Tuesday, April 22, 2008

Academic success

Arnold King:

My tip on becoming a successful academic is to be careful how you define success. Any tenured professor has a great life by most standards. However, the default sentiment in academia is bitter jealousy. The folks at lower-tier schools think they belong at top-20 schools, the folks at other top-20 schools think they belong at Harvard, and the folks at Harvard think that they deserve more recognition than the other folks at Harvard.


While this is mostly true, it is hardly complete explanation. Academics are usually pretty smart people and they choose their careers for three main, partially exclusive, reasons.
1. They want to have a big impact (bigger than just a fat pocket)
2. They want to have comfortable, un-stressful life
3. They want the reputation associated with "tenured professor" status.
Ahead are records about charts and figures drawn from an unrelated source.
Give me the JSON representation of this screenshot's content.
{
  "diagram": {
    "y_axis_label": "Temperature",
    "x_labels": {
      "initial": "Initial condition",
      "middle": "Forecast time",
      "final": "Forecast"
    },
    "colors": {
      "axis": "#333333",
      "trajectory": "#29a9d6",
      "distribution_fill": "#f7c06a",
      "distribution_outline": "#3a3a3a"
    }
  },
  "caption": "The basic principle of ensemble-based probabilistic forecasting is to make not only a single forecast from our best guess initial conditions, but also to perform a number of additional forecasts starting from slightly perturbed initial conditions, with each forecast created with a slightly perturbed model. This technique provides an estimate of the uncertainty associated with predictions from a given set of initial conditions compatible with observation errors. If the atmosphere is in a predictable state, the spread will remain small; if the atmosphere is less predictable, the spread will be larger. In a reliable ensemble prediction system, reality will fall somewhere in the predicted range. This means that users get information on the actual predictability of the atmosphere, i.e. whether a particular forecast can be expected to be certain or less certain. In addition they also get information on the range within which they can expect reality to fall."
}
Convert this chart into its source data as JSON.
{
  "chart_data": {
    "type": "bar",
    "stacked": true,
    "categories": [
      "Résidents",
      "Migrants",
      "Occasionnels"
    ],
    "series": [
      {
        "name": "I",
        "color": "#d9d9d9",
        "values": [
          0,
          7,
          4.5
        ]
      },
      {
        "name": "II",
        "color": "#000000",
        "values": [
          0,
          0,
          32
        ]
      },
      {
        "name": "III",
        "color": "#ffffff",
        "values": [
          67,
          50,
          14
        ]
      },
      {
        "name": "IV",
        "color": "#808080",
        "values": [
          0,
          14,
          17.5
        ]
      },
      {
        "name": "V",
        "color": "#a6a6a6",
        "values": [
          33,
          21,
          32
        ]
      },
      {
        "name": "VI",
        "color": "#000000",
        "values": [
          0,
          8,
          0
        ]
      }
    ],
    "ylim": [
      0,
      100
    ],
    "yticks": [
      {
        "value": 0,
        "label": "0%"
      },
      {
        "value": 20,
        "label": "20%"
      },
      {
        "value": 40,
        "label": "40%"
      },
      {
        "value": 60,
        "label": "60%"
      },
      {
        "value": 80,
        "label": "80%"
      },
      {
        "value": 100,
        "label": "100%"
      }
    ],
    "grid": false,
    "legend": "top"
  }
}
While 2 and 3 are not really interesting for me, the first point is the key. Money are not all for these people, and wages of professors are not that bad, either. The biggest goal is thus different - to make a difference. To push the knowledge forward. To figure out something nobody knows yet.

However, it is hard to succeed. Chances are that you will end up fifty-something, your published research is in the low-rank journals and/or not cited anyway. This is huge failure - you gave up money and other possible success two decades ago and for what? That only a couple of grad students read your paper?